Out There & In Here

WINTRY TALES FROM THE APENNINES

Compound life in the Saudi Arabian desert

From 2020-2021, I taught in a university in the Qassim province of Saudi Arabia, which is considered to be the most conservative part of the country. It’s not known for anything except being ‘the date capital of the world’, and it’s more or less right in the middle of the desert.

I’d been out of Europe for a few years and shocked at how difficult it was to make a living on my return to Italy, and although it was great to see my old friends again, I was restless and curious as usual, and was grateful to get the chance to work abroad another time. I missed the energy of the Middle East, its young population, the heat, the sunshine, a good income, and some new experiences and opportunities.

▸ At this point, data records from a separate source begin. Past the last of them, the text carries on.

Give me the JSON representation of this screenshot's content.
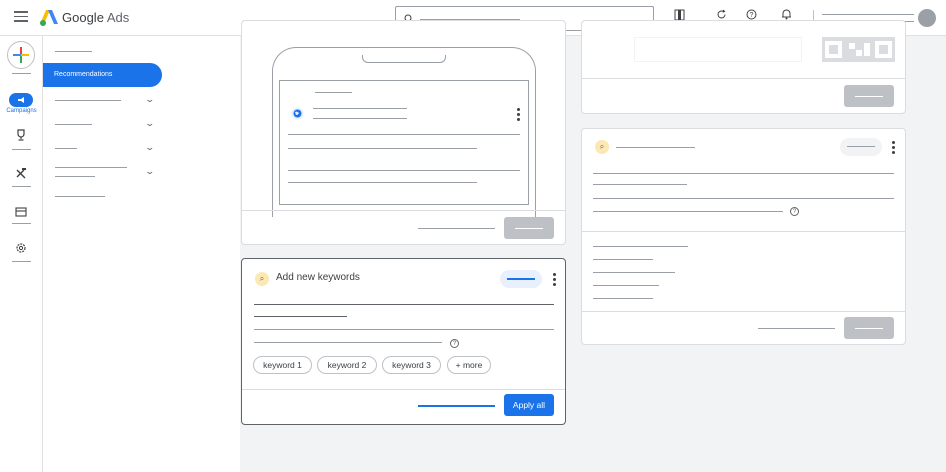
{
  "header": {
    "brand_google": "Google",
    "brand_ads": "Ads"
  },
  "rail": {
    "campaigns_label": "Campaigns"
  },
  "nav": {
    "active_item": "Recommendations"
  },
  "keywords_card": {
    "title": "Add new keywords",
    "chips": [
      "keyword 1",
      "keyword 2",
      "keyword 3",
      "+ more"
    ],
    "apply_label": "Apply all"
  },
  "colors": {
    "accent": "#1a73e8",
    "badge": "#fce8b2",
    "disabled_button": "#bdc1c6"
  }
}
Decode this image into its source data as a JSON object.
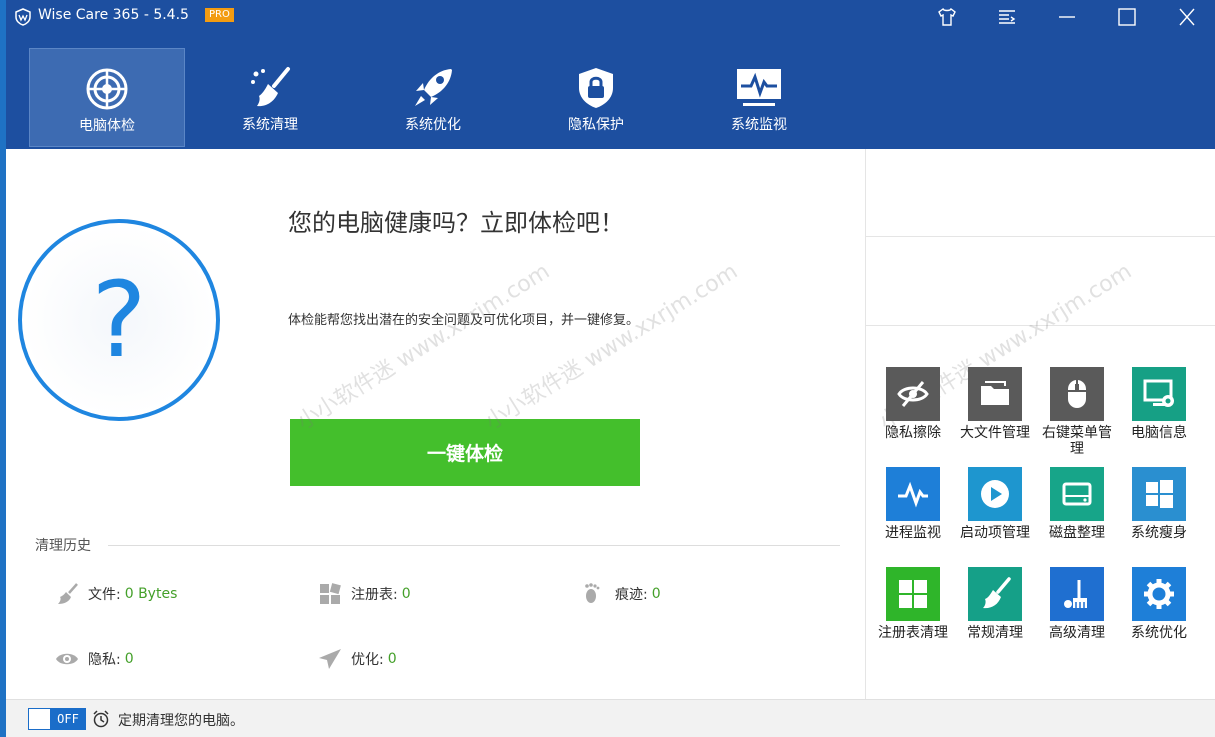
{
  "window": {
    "title": "Wise Care 365 - 5.4.5",
    "badge": "PRO"
  },
  "nav": {
    "tabs": [
      {
        "label": "电脑体检",
        "icon": "radar-icon",
        "active": true
      },
      {
        "label": "系统清理",
        "icon": "broom-icon",
        "active": false
      },
      {
        "label": "系统优化",
        "icon": "rocket-icon",
        "active": false
      },
      {
        "label": "隐私保护",
        "icon": "shield-lock-icon",
        "active": false
      },
      {
        "label": "系统监视",
        "icon": "monitor-pulse-icon",
        "active": false
      }
    ]
  },
  "main": {
    "status_symbol": "?",
    "headline": "您的电脑健康吗？立即体检吧！",
    "subtext": "体检能帮您找出潜在的安全问题及可优化项目，并一键修复。",
    "scan_button": "一键体检",
    "history": {
      "title": "清理历史",
      "stats": [
        {
          "label": "文件:",
          "value": "0 Bytes",
          "icon": "broom-icon"
        },
        {
          "label": "注册表:",
          "value": "0",
          "icon": "registry-icon"
        },
        {
          "label": "痕迹:",
          "value": "0",
          "icon": "footprint-icon"
        },
        {
          "label": "隐私:",
          "value": "0",
          "icon": "eye-icon"
        },
        {
          "label": "优化:",
          "value": "0",
          "icon": "paper-plane-icon"
        }
      ]
    }
  },
  "tools": [
    {
      "label": "隐私擦除",
      "icon": "privacy-eraser-icon",
      "color": "#5a5a5a"
    },
    {
      "label": "大文件管理",
      "icon": "folder-icon",
      "color": "#5a5a5a"
    },
    {
      "label": "右键菜单管理",
      "icon": "mouse-icon",
      "color": "#5a5a5a"
    },
    {
      "label": "电脑信息",
      "icon": "computer-info-icon",
      "color": "#16a085"
    },
    {
      "label": "进程监视",
      "icon": "pulse-icon",
      "color": "#1e7fd8"
    },
    {
      "label": "启动项管理",
      "icon": "play-icon",
      "color": "#1e96cf"
    },
    {
      "label": "磁盘整理",
      "icon": "disk-icon",
      "color": "#17a589"
    },
    {
      "label": "系统瘦身",
      "icon": "windows-icon",
      "color": "#2a8fd0"
    },
    {
      "label": "注册表清理",
      "icon": "grid-icon",
      "color": "#2fb52a"
    },
    {
      "label": "常规清理",
      "icon": "broom-icon",
      "color": "#15a088"
    },
    {
      "label": "高级清理",
      "icon": "advanced-clean-icon",
      "color": "#1f6fd0"
    },
    {
      "label": "系统优化",
      "icon": "gear-icon",
      "color": "#1e7fd8"
    }
  ],
  "footer": {
    "toggle_state": "OFF",
    "schedule_text": "定期清理您的电脑。"
  },
  "watermark": "小小软件迷 www.xxrjm.com",
  "colors": {
    "header_bg": "#1d4fa0",
    "accent_blue": "#1f86e0",
    "scan_green": "#44bf2c"
  }
}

Also I knew I’d be living on a compound so wouldn’t be shackled by the responsibilities of running a household, paying bills, getting things repaired, doing housework, or even worse, gardening.

Compounds are gated, usually relatively luxurious communities where expats are housed in Saudi Arabia, and accommodation on them is offered along with good job contracts. Some compounds had tanks, armoured cars, and guards with machine guns at their entrances, and barbed wire round them too, but life inside was pleasant. You just walk in and it’s all there for you…and there’s automatically a new collection of people around you, from all over the world.

My compound had well-tended and planned-out grounds, three swimming pools, and an interesting mix of residents as always. There were Indian dentists, Canadian businesssmen, American helicopter pilot trainers, English professional footballers, South African lecturers, Jordanian teachers, and a few reclusive American men, some who had lived there for years.